Exciting Things
October 5, 2009 on 10:02 pm | In Plants, Projects | 5 CommentsBecause I am tired, I have made this picture in place of a normal blog post.
Clickety click.
Trees
July 15, 2009 on 10:23 am | In Life, Plants | 6 CommentsI have rediscovered tree climbing, after quite a few years of absence. In fact, climbing things in general – nothing ropey, just walls and rocks and trees and anything else you can think of. Its the slight fizz of adrenaline when you look down and you’re six metres up stood on nothing but a branch, and that with only one foot.* It’s the twinge of vertigo when you get with the sway of the tree in the wind. It’s the pinpoint focus when you switch hold, half your weight suspended from three fingers and the rest supported by one toe in a crack in the rock. It’s the satisfaction when you drag yourself over the top of the wall and can put your feet on solid ground, and it’s the perspective you get from the top of a tree, from the edge of a rock by the ocean, from the top of a mountain that kind of justifies the effort.
Sing when you’re winning.
*and sometimes the major rush of adrenaline when that branch is misjudged and you end up hanging from one arm trying to recover yourself.
Terracotta
May 15, 2009 on 10:50 am | In Medicine, Plants, University | 4 CommentsOn Births: I didn’t write much yesterday re: the birth I attended, so I think I might elaborate a little bit today. I have seen nothing quite like it, ever, and more births aside I doubt I ever will. The baby was a girl, and she was delivered by C-section. It is ridiculously weird to watch, especially when you go from one side of the sheet (where the mother was conscious and talking to her partner) to the other (where the surgeons are cutting through various layers of fat, muscle, endometrium and the amniotic sac to get to the baby).

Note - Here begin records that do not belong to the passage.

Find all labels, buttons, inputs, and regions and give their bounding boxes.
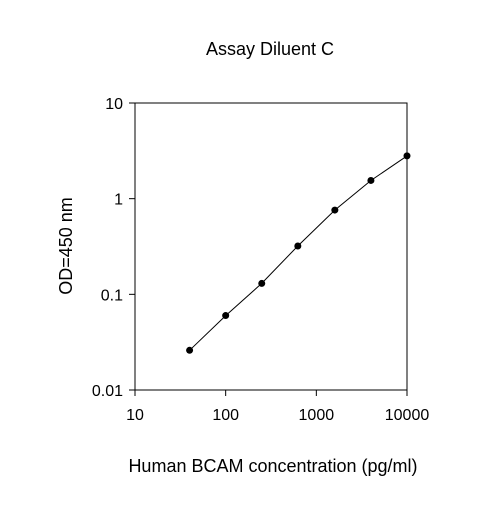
x-tick-label: 10: [126, 407, 144, 424]
x-axis-ticks: 10 100 1000 10000: [126, 390, 429, 424]
data-point: [222, 312, 230, 320]
y-axis-label: OD=450 nm: [56, 197, 76, 295]
y-tick-label: 0.1: [101, 287, 123, 304]
x-tick-label: 1000: [299, 407, 335, 424]
data-point: [403, 152, 411, 160]
series-line: [189, 155, 408, 351]
data-series: [186, 152, 411, 354]
x-tick-label: 10000: [385, 407, 430, 424]
chart-title: Assay Diluent C: [206, 39, 334, 59]
y-axis-ticks: 0.01 0.1 1 10: [92, 96, 135, 400]
x-tick-label: 100: [212, 407, 239, 424]
data-point: [258, 279, 266, 287]
data-point: [294, 242, 302, 250]
y-tick-label: 0.01: [92, 383, 123, 400]
data-point: [367, 176, 375, 184]
data-point: [186, 346, 194, 354]
plot-area-frame: [134, 102, 408, 391]
data-point: [331, 206, 339, 214]
y-tick-label: 1: [114, 192, 123, 209]
x-axis-label: Human BCAM concentration (pg/ml): [128, 456, 417, 476]
y-tick-label: 10: [105, 96, 123, 113]
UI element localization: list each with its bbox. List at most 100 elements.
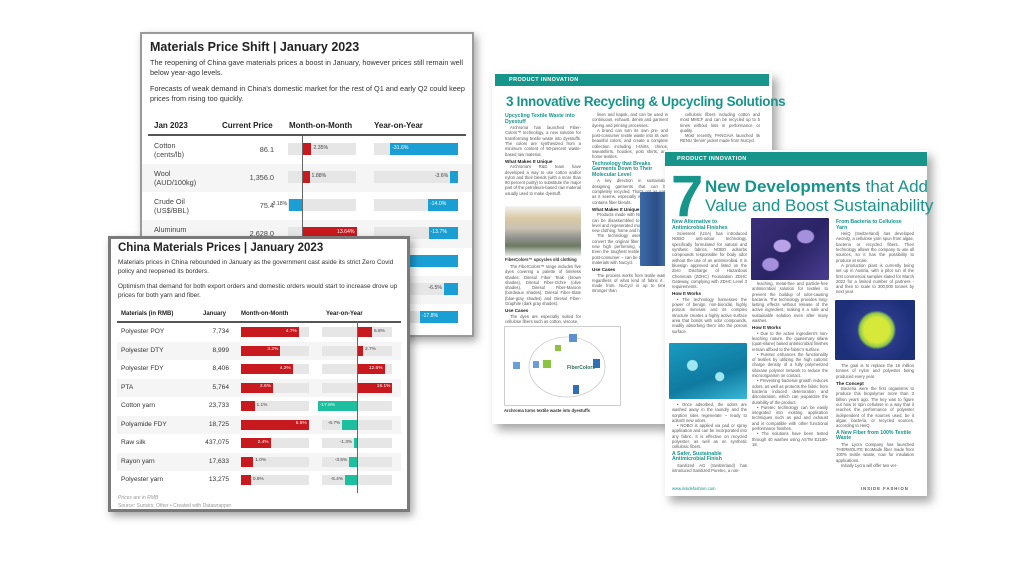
yoy-bar <box>349 456 357 467</box>
yoy-label: -6.5% <box>428 285 443 292</box>
material-unit: (US$/BBL) <box>154 206 189 215</box>
mom-bar <box>241 438 271 448</box>
article-paragraph: Sanitized AG (Switzerland) has introduce… <box>672 462 747 474</box>
article-paragraph: • Puretec enhances the functionality of … <box>752 351 828 379</box>
yoy-bar <box>317 401 357 411</box>
col-header-yoy: Year-on-Year <box>326 311 363 317</box>
article-title-line2: Value and Boost Sustainability <box>705 196 934 215</box>
article-paragraph: • Due to the active ingredient's non-lea… <box>752 330 828 352</box>
mom-track <box>241 382 309 393</box>
mom-bar <box>241 327 299 337</box>
yoy-label: -17.8% <box>421 313 439 320</box>
article-column-3: From Bacteria to Cellulose Yarn HeiQ (Swi… <box>836 218 914 295</box>
yoy-bar <box>342 419 357 430</box>
yoy-label: -14.0% <box>429 201 447 208</box>
yoy-bar <box>444 283 458 295</box>
article-paragraph: Initially Lycra will offer two ver- <box>841 462 898 468</box>
yoy-bar <box>450 171 458 183</box>
article-column-2: leaching, metal-free and particle-free a… <box>752 281 828 447</box>
yoy-label: -17.8% <box>319 402 336 408</box>
header-divider <box>117 321 401 323</box>
mom-label: 1.1% <box>256 402 268 408</box>
article-number: 7 <box>671 164 704 229</box>
material-name: Aluminum <box>154 225 187 234</box>
current-price: 86.1 <box>259 145 274 154</box>
mom-bar <box>241 419 309 430</box>
article-paragraph: Archroma has launched Fiber-Colors™ tech… <box>505 125 581 157</box>
yoy-bar <box>419 311 458 323</box>
article-minor-heading: What Makes It Unique <box>505 158 553 164</box>
january-price: 17,633 <box>208 457 229 465</box>
yoy-axis <box>357 321 358 493</box>
article-column-1: Upcycling Textile Waste into Dyestuff Arc… <box>505 112 581 196</box>
article-subheading: From Bacteria to Cellulose Yarn <box>836 219 902 231</box>
yoy-bar <box>345 475 357 485</box>
water-droplets-photo <box>669 343 747 399</box>
jacket-photo <box>640 192 668 266</box>
material-name: Raw silk <box>121 439 146 446</box>
yoy-bar <box>390 143 458 155</box>
current-price: 2,628.0 <box>249 229 274 238</box>
yoy-label: -3.5% <box>334 458 348 464</box>
yoy-bar <box>357 327 372 337</box>
card-title: China Materials Prices | January 2023 <box>118 242 324 254</box>
article-paragraph: Archroma's R&D team have developed a way… <box>505 164 581 196</box>
table-row: Polyester yarn 13,275 0.8% -5.4% <box>117 471 401 490</box>
article-minor-heading: Use Cases <box>505 308 529 314</box>
article-paragraph: • The solutions have been tested through… <box>752 431 828 447</box>
article-column-3-continued: The goal is to replace the 18 million to… <box>836 363 914 468</box>
article-column-1: New Alternative to Antimicrobial Finishe… <box>672 218 747 334</box>
article-paragraph: A key direction in sustainable designing… <box>592 178 668 205</box>
article-column-1-continued: The FiberColors™ range includes five dye… <box>505 264 581 324</box>
mom-label: 2.6% <box>260 384 271 390</box>
article-paragraph: • The technology harnesses the power of … <box>672 296 747 334</box>
mom-bar <box>241 345 281 356</box>
yoy-label: -6.7% <box>327 421 341 427</box>
mom-track <box>241 401 309 411</box>
mom-bar <box>241 382 273 393</box>
mom-label: 2.35% <box>313 145 329 152</box>
yoy-bar <box>357 382 393 393</box>
material-name: Wool <box>154 169 171 178</box>
mom-bar <box>302 143 312 155</box>
article-paragraph: • Puretec technology can be easily integ… <box>752 404 828 432</box>
title-bold: New Developments <box>705 177 861 196</box>
card-description: Materials prices in China rebounded in J… <box>118 259 394 275</box>
mom-label: 5.5% <box>295 421 307 427</box>
material-name: Polyester DTY <box>121 346 164 354</box>
yoy-label: 6.8% <box>373 328 385 334</box>
mom-bar <box>241 401 255 411</box>
mom-track <box>288 199 356 211</box>
mom-track <box>241 456 309 467</box>
yoy-bar <box>428 227 458 239</box>
col-header-mom: Month-on-Month <box>289 121 353 130</box>
article-title-line1: New Developments that Add <box>705 177 928 197</box>
yoy-label: -13.7% <box>430 229 447 236</box>
mom-label: 2.4% <box>257 439 269 445</box>
article-paragraph: • Preventing bacterial growth reduces od… <box>752 378 828 405</box>
yoy-label: -5.4% <box>330 476 344 482</box>
january-price: 18,725 <box>208 420 229 428</box>
mom-label: -3.18% <box>270 201 288 208</box>
mom-axis <box>302 136 303 276</box>
photo-caption: FiberColors™ upcycles old clothing <box>505 257 577 262</box>
yoy-label: 12.5% <box>368 365 383 371</box>
source-note: Source: Sunsirs, Other • Created with Da… <box>118 503 232 509</box>
fibercolors-diagram: FiberColors <box>504 326 621 406</box>
section-label: PRODUCT INNOVATION <box>677 156 747 162</box>
article-paragraph: A brand can turn its own pre- and post-c… <box>592 127 668 160</box>
article-minor-heading: How It Works <box>672 291 702 297</box>
upcycled-clothing-photo <box>505 206 581 256</box>
table-row: Crude Oil (US$/BBL) 75.4 -3.18% -14.0% <box>142 192 472 220</box>
mom-label: 13.64% <box>336 229 355 236</box>
footer-url[interactable]: www.insidefashion.com <box>672 486 716 491</box>
january-price: 7,734 <box>212 328 229 335</box>
mom-label: 1.88% <box>311 173 327 180</box>
yoy-label: -1.3% <box>339 439 353 445</box>
material-name: Crude Oil <box>154 197 185 206</box>
col-header-mom: Month-on-Month <box>241 311 289 317</box>
article-paragraph: leaching, metal-free and particle-free a… <box>752 281 828 324</box>
article-paragraph: cellulosic fibers including cotton and m… <box>680 112 760 133</box>
article-paragraph: Sciessent (USA) has introduced NOBO anti… <box>672 231 747 290</box>
article-paragraph: • NOBO is applied via pad or spray appli… <box>672 423 747 450</box>
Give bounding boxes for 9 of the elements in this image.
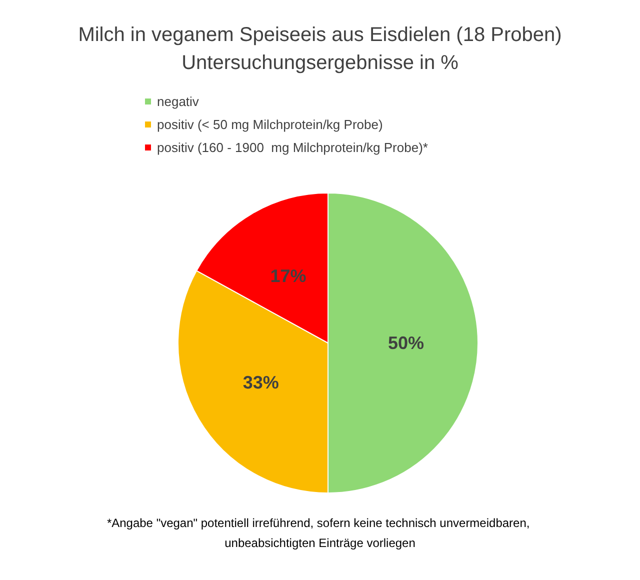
legend-label: negativ: [157, 94, 200, 109]
text: *Angabe "vegan" potentiell irreführend, sofern keine technisch unvermeidbaren, unbeabsichtigten Einträge vorliegen: [106, 516, 534, 550]
data-label: 33%: [242, 372, 279, 393]
data-label: 50%: [388, 333, 424, 353]
legend-label: positiv (160 - 1900 mg Milchprotein/kg Probe)*: [157, 140, 428, 155]
chart-subtitle: Untersuchungsergebnisse in %: [182, 52, 459, 74]
data-label: 17%: [270, 266, 306, 286]
legend-label: positiv (< 50 mg Milchprotein/kg Probe): [157, 117, 383, 132]
chart-title: Milch in veganem Speiseeis aus Eisdielen (18 Proben): [78, 24, 562, 46]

It’s really quite emotional, even as a bystander. They took the baby’s head out, and then its upper limbs, and it wasn’t moving. That first arm wave was a wave of relief, and I must have been watching the baby pretty intently because I didn’t even notice the surgeons take the placenta out, or sew up the first couple of bits. I dread to think of the emotional rollercoaster that the parents must have been on – the paranoia that something would go wrong and the potential upset I could feel lurking down that road was quite substantial even for me. I’m still worrying about the baby now: whether thats because of the extensive coverage of congenital defects and baby-killing pathologies that I’ve had or just general concern I don’t know.

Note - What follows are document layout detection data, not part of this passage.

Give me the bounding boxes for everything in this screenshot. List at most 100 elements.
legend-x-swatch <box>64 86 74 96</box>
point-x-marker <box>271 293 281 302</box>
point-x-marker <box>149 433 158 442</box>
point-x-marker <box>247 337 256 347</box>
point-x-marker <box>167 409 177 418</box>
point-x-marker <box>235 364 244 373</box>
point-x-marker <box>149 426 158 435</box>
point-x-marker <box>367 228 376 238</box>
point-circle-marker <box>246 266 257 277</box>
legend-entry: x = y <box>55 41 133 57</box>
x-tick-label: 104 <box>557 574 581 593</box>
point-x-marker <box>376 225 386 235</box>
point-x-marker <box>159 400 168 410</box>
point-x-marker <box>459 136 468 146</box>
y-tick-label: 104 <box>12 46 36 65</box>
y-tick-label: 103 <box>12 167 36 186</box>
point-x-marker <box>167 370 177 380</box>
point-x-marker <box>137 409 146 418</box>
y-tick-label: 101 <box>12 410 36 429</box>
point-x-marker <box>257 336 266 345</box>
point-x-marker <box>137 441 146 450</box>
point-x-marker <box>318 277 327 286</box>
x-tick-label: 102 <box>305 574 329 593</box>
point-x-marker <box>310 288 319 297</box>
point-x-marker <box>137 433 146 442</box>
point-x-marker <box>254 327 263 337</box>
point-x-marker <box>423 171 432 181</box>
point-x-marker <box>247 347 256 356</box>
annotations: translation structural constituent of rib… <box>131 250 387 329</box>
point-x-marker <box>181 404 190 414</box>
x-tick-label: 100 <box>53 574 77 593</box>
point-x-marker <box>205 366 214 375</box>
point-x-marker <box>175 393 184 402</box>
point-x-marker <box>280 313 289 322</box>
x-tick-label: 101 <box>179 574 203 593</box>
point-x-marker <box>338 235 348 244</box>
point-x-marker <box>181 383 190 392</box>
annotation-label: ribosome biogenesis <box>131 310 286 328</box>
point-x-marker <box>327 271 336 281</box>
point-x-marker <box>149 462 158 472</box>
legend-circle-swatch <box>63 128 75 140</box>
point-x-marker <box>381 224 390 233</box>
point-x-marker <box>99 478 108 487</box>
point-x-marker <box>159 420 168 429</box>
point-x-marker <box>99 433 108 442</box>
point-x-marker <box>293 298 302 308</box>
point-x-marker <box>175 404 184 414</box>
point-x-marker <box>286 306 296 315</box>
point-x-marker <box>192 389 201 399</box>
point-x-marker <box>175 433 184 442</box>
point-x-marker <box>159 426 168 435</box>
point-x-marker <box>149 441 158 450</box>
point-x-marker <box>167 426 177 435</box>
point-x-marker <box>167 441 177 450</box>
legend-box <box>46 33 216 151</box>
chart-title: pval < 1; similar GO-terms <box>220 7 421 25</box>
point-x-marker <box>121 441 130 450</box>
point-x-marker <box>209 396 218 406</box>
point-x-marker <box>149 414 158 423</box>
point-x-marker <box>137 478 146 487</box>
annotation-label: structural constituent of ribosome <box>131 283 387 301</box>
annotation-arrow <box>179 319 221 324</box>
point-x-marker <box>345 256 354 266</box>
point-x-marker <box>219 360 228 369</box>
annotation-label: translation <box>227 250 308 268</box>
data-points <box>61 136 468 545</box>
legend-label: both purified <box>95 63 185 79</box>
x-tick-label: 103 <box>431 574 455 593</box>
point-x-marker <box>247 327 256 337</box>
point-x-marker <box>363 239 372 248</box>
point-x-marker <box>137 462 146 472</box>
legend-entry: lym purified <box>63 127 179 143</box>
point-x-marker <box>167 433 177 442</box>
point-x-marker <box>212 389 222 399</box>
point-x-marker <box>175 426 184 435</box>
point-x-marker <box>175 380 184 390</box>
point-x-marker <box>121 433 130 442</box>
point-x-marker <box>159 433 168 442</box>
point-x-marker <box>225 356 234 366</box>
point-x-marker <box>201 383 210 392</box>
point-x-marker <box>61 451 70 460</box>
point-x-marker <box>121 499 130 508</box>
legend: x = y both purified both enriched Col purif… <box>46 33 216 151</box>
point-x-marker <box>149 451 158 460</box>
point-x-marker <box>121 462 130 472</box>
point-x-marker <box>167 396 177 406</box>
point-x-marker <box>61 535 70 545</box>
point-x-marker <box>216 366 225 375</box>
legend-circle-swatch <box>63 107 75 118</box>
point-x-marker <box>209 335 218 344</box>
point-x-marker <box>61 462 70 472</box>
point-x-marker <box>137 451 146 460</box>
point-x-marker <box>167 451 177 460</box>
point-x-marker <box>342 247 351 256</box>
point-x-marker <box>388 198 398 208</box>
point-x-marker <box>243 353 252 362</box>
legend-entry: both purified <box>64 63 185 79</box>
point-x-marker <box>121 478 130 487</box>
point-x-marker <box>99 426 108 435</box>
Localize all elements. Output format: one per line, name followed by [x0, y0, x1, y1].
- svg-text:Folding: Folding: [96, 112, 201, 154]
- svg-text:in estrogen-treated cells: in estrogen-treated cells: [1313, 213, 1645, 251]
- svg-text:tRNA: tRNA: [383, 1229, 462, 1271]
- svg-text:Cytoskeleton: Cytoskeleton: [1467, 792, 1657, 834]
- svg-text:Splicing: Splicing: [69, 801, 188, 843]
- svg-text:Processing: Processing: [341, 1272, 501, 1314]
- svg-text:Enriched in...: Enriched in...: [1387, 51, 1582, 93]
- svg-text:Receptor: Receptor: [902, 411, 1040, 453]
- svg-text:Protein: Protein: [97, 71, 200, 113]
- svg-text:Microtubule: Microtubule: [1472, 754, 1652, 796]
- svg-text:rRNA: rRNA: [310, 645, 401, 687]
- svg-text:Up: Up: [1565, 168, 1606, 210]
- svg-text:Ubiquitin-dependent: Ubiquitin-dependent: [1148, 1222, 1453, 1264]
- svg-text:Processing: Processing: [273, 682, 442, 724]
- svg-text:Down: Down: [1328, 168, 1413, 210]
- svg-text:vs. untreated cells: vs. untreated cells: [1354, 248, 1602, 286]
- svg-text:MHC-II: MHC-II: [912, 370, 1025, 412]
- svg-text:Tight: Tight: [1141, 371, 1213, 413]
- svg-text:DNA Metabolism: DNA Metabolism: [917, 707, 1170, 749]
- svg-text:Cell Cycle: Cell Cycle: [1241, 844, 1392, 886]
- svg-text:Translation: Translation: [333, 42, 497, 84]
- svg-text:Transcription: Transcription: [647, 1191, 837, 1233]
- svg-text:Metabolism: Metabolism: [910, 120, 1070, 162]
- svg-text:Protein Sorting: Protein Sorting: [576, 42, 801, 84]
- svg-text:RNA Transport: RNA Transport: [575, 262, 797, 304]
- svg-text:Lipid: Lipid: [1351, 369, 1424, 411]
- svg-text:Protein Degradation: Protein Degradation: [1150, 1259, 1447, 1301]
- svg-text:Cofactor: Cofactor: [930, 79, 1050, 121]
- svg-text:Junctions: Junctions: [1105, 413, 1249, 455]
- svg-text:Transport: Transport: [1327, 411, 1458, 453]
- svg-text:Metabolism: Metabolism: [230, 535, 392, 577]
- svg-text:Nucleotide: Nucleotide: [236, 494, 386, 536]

I was nervous before and close to nerveless afterwards, three hours were gone in an eyeblink, and I finally understand why people describe babies as the greatest gift they could ever have been given. When it comes down to it, text will never convey what this experience really is.

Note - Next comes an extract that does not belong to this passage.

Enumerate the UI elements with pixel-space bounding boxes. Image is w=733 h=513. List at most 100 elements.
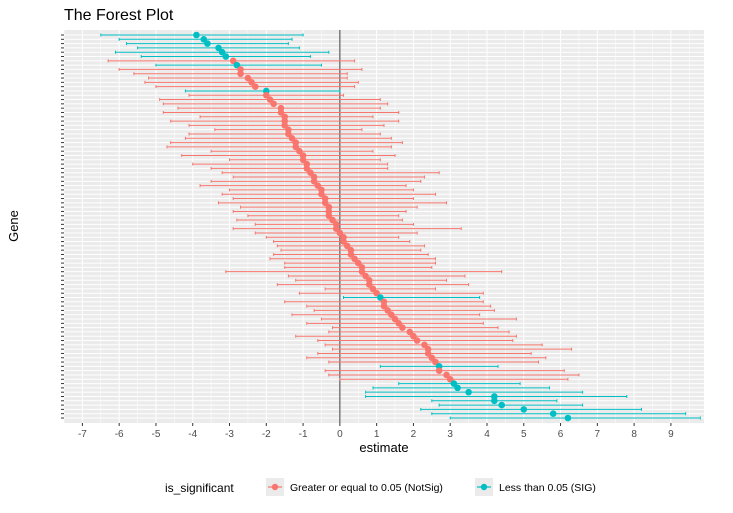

On Plants: I went to B&Q again the other day, and bought some actual terracotta pots. Despite their expense I’d consider them worth it to avoid those horrendous browny-orange plastic monstrosities, shards of which can be found all over gardens nationwide. There was also something of comfort-spending in it (although 50p a pot isn’t SO dire) as the only reason I went to B&Q in the first place was to get out of the house, which had taken on some kind of trappish, oppressive atmosphere over the day. Result, though: I now have 5 pepper plants and 3 chilli plants in nice pots sitting on the window sill. I even bought plant food and fed them. I fear this whole growing malarkey is getting a bit addictive for my own good…
Also, I now have a tray filled with cress. Yum yum yum….except wait! What do you put cress in except egg and cress sandwiches? Help! I need uses for cress before it takes over my entire room with its fast-growing dastardly ways!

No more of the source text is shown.